「われわれがまったく、自由に質問できない(異様な)記者会見だった。きのう(04年4月30日)の記者会見で(第一次イラク日本人人質事件の人質、今井紀明と郡山総一郎の)2人の言い分は、『彼ら(犯人グループ)はファルージャを守るために米軍と戦っているのだ』と犯人に共感を示すようなことを言っているが、これは先に(第二次人質事件で人質になったあと)解放され(て記者会見し)た安田(純平)さん、渡辺(修孝)さんと判で押したように同じ。じゃあ、(第一次事件の)脅迫状(犯行声明文)のことはどうなったんだ? 脅迫状には、冒頭からいきなり『自衛隊はイラクから撤退せよ』と書いてあって、『(彼らにとって目の前の敵である)米軍は撤退せよ』とは書いてない。いったいこれはだれが書いたんだ」
これは、04年5月1日に東京の弁護士会館で開かれた「(第一次)イラク日本人事件」の人質2人の会見に対する、産経新聞の記者の批判……ではない。実は、産経新聞と正反対で、自衛隊のイラク派遣に反対の、朝日新聞の記者・萩谷順のコメントだ(04年5月1日放送のテレビ朝日『やじうまプラス』)。

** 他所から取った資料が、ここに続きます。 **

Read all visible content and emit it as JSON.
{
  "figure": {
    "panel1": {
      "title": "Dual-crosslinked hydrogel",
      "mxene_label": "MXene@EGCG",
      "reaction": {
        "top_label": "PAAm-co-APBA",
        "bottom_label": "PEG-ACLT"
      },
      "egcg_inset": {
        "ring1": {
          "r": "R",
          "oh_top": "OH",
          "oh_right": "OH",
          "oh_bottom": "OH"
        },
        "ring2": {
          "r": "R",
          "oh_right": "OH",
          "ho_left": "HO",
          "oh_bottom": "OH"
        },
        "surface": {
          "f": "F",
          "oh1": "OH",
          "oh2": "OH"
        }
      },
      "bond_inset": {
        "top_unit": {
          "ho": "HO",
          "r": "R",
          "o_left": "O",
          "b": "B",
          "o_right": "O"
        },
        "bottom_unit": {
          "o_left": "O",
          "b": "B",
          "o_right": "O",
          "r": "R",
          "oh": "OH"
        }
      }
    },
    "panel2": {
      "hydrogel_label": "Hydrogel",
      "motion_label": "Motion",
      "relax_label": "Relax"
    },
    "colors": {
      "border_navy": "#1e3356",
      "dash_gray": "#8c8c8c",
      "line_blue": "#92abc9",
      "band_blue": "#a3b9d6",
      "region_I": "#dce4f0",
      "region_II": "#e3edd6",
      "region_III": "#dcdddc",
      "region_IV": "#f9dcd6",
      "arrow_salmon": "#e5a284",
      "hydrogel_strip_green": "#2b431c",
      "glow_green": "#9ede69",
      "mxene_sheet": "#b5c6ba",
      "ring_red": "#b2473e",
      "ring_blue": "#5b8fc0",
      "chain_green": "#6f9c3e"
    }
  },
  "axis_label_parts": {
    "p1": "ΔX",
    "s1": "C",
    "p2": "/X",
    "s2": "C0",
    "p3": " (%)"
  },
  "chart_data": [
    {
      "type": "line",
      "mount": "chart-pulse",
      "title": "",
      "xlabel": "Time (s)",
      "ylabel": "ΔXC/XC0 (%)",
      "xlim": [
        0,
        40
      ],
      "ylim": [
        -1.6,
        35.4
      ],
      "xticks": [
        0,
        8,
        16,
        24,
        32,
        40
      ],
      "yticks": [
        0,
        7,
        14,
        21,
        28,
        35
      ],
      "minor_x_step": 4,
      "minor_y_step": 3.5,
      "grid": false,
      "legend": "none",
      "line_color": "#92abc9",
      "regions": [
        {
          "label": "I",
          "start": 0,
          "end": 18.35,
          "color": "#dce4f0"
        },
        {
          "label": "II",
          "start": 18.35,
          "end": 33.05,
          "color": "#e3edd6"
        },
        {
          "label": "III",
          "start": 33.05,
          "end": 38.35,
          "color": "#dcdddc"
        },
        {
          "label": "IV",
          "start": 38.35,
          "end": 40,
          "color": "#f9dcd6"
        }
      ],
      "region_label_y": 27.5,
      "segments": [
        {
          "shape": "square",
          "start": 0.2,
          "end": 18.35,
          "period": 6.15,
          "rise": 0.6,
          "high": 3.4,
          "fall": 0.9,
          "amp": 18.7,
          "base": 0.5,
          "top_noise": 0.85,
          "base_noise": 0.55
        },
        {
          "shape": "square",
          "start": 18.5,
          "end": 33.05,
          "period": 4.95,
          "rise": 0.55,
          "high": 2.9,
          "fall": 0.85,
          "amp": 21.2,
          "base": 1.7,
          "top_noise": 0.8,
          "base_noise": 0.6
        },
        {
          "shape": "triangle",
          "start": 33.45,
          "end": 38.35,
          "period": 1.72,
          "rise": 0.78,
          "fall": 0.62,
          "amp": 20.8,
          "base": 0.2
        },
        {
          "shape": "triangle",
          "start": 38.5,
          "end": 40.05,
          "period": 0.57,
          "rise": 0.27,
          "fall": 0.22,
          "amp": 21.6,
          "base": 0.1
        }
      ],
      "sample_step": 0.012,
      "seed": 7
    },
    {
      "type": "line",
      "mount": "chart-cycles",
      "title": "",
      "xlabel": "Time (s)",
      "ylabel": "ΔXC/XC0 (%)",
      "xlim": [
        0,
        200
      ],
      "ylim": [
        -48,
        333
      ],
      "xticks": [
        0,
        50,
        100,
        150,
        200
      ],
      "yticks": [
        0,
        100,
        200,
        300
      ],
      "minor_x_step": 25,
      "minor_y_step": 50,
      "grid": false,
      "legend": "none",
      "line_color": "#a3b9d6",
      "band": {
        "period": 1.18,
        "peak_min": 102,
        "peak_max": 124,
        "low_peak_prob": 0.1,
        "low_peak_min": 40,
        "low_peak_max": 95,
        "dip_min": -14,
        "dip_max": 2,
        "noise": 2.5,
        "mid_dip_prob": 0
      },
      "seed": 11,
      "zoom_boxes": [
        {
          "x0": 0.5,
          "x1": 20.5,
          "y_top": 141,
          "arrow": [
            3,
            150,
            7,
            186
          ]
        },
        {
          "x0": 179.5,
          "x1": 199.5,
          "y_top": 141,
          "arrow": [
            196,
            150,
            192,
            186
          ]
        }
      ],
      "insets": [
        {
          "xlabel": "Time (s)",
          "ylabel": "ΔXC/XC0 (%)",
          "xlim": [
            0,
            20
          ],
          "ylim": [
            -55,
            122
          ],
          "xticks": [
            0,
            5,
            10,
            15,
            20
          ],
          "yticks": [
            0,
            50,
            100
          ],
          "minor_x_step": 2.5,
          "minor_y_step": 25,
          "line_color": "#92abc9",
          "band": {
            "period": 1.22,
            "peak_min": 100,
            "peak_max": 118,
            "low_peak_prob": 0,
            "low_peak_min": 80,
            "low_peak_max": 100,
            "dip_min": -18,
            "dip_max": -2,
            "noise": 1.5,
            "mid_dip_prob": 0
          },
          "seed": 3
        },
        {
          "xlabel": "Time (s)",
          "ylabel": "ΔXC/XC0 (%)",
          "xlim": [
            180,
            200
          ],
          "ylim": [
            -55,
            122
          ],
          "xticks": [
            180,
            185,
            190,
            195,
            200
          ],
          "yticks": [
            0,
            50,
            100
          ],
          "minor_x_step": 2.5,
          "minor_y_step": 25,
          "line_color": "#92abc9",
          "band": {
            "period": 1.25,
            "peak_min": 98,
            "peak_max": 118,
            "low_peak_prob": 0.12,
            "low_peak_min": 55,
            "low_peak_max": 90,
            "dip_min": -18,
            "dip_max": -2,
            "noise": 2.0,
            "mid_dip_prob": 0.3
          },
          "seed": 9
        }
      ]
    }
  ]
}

04年4月に自称フリーライター・今井紀明、ボランティア活動家・高遠菜穂子、フォトジャーナリスト・郡山総一郎の3人が、「サラヤ・ムジャヒディン」(聖戦士旅団、戦士隊)と名乗る犯人グループに誘拐され、犯人が「自衛隊のイラクからの撤退を日本政府に求める」ための人質にされた「(第一次)イラク日本人人質事件」には謎が多く、朝日新聞の記者も納得できないものを感じていることがわかる。
●逃げた今井紀明●
じっさい今井紀明は、まるでオウム真理教の上祐史裕・広報部長(地下鉄サリン事件当時)のように、用意して来たセリフを一方的に「演説」しただけで、質疑応答が始まるとすぐ「心的なストレスでフラッシュバックなどの症状が出る恐れがある」という理由で、郡山1人を残して退席した。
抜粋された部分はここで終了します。